憂鬱という言葉の意味をずぶ濡れで考える信号待ち

出勤時間を知らせるアラームが鳴る。どうやら世間は祝日らしいが、会社は日曜のみ休みなので普段の月曜と同じように、適当な服を見繕い、適当に歯を磨き、適当に顔を洗って家を出る。
細かな霧雨が中空を舞っている事に、スクーターに跨ってから気付いた。今更、雨合羽を羽織るのは面倒なのでそのままアクセルを回す。
路地から通りへ出る最初の信号機の前で、LEDが青に変わるのを待っている間、落ちてくる雨は強さを増し、適当に選んだグレーのスウェットパンツを雨粒が色濃く染めていった。

先週の月曜は、猫の様子を見に来た元妻に手を振り見送られ、久々に聞く「行ってらっしゃい」という言葉にむず痒い様な、寂しような、何とも形容し難い憂鬱な気持ちでの出勤であったが、土砂降りに変わった雨足の中、全身ずぶ濡れでスクーターに跨る今日は、先週とは全く違う憂鬱な出勤である。

憂鬱という言葉の意味が、よくわからなくなってきた。
一つの単語が一つの気持ちを表している訳ではないのだなと、ヘルメットに落ちる雨粒の激しいリズムに身を委ねながら改めて思う。

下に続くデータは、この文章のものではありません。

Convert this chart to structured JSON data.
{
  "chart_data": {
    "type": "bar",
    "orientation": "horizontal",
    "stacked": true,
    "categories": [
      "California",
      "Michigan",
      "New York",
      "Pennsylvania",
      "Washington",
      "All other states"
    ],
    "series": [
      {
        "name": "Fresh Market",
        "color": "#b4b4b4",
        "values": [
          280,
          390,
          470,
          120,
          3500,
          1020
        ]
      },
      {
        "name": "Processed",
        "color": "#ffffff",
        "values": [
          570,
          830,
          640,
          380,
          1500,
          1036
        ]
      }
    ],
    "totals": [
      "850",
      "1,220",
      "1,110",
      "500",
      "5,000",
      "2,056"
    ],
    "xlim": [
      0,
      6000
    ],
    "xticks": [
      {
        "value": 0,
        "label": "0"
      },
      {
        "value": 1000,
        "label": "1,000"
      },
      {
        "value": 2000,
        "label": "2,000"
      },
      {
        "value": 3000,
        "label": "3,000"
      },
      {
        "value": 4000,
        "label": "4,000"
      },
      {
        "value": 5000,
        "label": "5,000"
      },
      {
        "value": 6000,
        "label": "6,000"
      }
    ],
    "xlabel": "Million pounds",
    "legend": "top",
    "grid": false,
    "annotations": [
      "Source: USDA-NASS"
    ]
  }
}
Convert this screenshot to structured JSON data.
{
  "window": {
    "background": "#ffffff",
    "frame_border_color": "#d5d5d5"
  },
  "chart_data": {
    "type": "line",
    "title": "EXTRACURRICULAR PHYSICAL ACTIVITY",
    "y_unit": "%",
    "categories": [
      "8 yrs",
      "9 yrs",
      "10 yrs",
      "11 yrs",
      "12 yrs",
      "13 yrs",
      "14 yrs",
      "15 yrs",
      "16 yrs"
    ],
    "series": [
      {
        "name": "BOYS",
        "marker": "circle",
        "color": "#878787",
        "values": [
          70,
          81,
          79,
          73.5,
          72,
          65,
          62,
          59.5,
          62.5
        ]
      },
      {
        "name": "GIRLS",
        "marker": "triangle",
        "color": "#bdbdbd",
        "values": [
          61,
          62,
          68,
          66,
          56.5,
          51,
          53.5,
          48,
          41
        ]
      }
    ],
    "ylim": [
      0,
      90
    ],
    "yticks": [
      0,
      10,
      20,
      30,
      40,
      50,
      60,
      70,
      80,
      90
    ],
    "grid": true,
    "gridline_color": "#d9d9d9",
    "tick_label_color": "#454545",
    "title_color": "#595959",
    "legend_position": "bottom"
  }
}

知人のアメリカ人と片言の英語で話しているとき、「緊張している」事を相手に伝えるために、「ナーバス」という単語を使った。
しかし、僕が普段感じている「ナーバス」という言葉の意味と、今僕が抱えている「緊張」はちょっと違うのだが、正確に気持ちが伝わっているのか不安になる。これは僕の英語の能力の低さによるものも大きいのかもしれないが、母国語である日本語でも僕が感じて口にした単語を、相手がどのような意味で理解するかを、こちらが完全にコントロールするのは本当に難しい事なのだ。

天気予報をちゃんと確認して、最初から雨合羽を羽織って家を出るだけで回避できたはずのこの全身の冷たさ。しかもよりによって選んだズボンがスウェットパンツという悪手で、太腿に重く張り付くコットン生地のたまらない不快感。世間様は連休という事で、普段はこの時間混み合うはずの丁字路に、たった独りシグナルを待ちながら、ずぶ濡れで物思いにふける月曜の朝。それが今抱えている憂鬱である。ほんの少しでも正確に伝われば嬉しい。

目の前の横断歩道の歩行者用信号が赤に変わってから一呼吸置いて、頭上のLEDに青い光が灯った。